EXPLANATORY NOTE
This Registration Statement on Form S-8 (the “Registration Statement”) is filed by Emergent BioSolutions Inc. (the “Company”) for the purpose of registering additional shares of its common stock, par value $0.001 per share (the “Common Stock”), under the Emergent BioSolutions Inc. Amended and Restated Stock Incentive Plan (the “Incentive Plan”) and the Emergent BioSolutions Inc. Amended Employee Stock Purchase Plan (the “ESPP”).
This Registration Statement registers the offer and sale of (a) 3,675,000 additional shares of Common Stock that are available for issuance under the Incentive Plan, as approved by the board of directors of the Company (the “Board”) and the Company’s stockholders, and (b) 2,000,000 additional shares of Common Stock that are available for issuance under the ESPP as a result of an amendment thereto, which was adopted by the Board and approved by the Company’s stockholders.
Of the 29,108,561 shares of Common Stock currently authorized by the Incentive Plan, in addition to the shares, the offer and sale of which is being registered hereby, the Company has previously registered the offer and sale of: (a) 4,783,561 shares of Common Stock pursuant to the Company’s Registration Statement on Form S-8 filed on December 8, 2006 (Commission File No. 333-139190), (b) 3,900,000 shares of Common Stock pursuant to the Company’s Registration Statement on Form S-8 filed on August 7, 2009 (Commission File No. 333-161154), (c) 2,500,000 shares of Common Stock pursuant to the Company’s Registration Statement on Form S-8 filed on November 1, 2012 (Commission File No. 333-184699), (d) 4,000,000 shares of Common Stock pursuant to the Company’s Registration Statement on Form S-8 filed on May 23, 2014 (Commission File No. 333-196232), (e) 3,750,000 shares of Common Stock pursuant to the Company’s Registration Statement on Form S-8 filed on February 27, 2017 (Commission File No. 333-216294), (f) 3,000,000 shares of Common Stock pursuant to the Company’s Registration Statement on Form S-8 filed on May 30, 2018 (Commission File No. 333-225283), and (g) 3,500,000 shares of Common Stock pursuant to the Company’s Registration Statement on Form S-8 filed on June 4, 2021 (Commission File No. 333-256798) (collectively, the “Original Incentive Plan Registration Statements”).

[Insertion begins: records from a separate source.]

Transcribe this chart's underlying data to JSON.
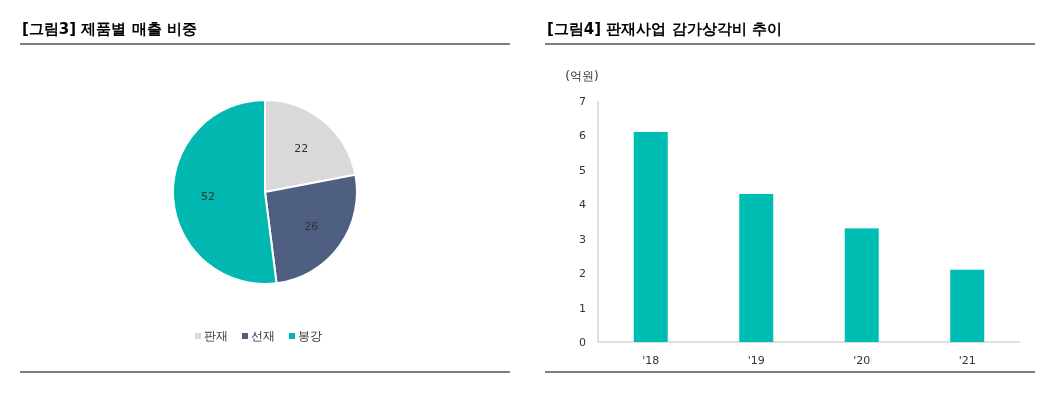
{
  "chart_data": [
    {
      "type": "pie",
      "title": "[그림3] 제품별 매출 비중",
      "categories": [
        "판재",
        "선재",
        "봉강"
      ],
      "values": [
        22,
        26,
        52
      ],
      "colors": [
        "#d9d9d9",
        "#4f5f82",
        "#00b8b0"
      ],
      "data_labels": true,
      "legend": "bottom"
    },
    {
      "type": "bar",
      "title": "[그림4] 판재사업 감가상각비 추이",
      "ylabel": "(억원)",
      "categories": [
        "'18",
        "'19",
        "'20",
        "'21"
      ],
      "values": [
        6.1,
        4.3,
        3.3,
        2.1
      ],
      "color": "#00bdb4",
      "ylim": [
        0,
        7
      ],
      "yticks": [
        0,
        1,
        2,
        3,
        4,
        5,
        6,
        7
      ]
    }
  ]
}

Of the 3,000,000 shares of Common Stock currently authorized by the ESPP, in addition to the shares, the offer and sale of which is being registered hereby, 1,000,000 shares of Common Stock were registered pursuant to the Company’s Registration Statement on Form S-8 filed on November 1, 2012 (Commission File No. 333-184699) (the “Original ESPP Registration Statement” and, together with the Original Incentive Plan Registration Statements, the “Original Registration Statements”).

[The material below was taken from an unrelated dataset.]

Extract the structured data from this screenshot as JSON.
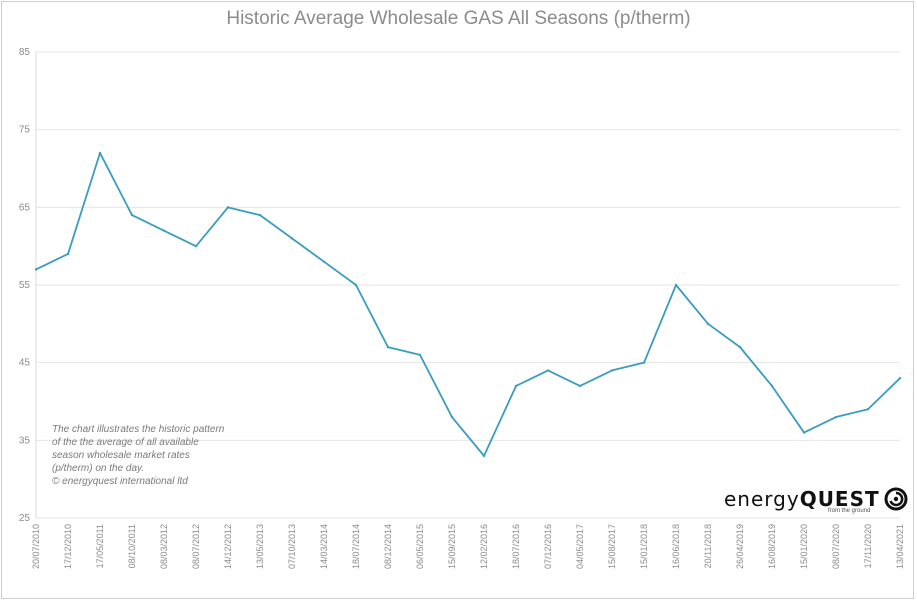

Pursuant to General Instruction E to Form S-8 under the Securities Act of 1933, as amended, the contents of the Original Registration Statements, including any amendments thereto or filings incorporated therein by reference, are incorporated herein by reference and made part of this Registration Statement. Any items in the Original Registration Statements not expressly changed hereby shall be as set forth in the Original Registration Statements.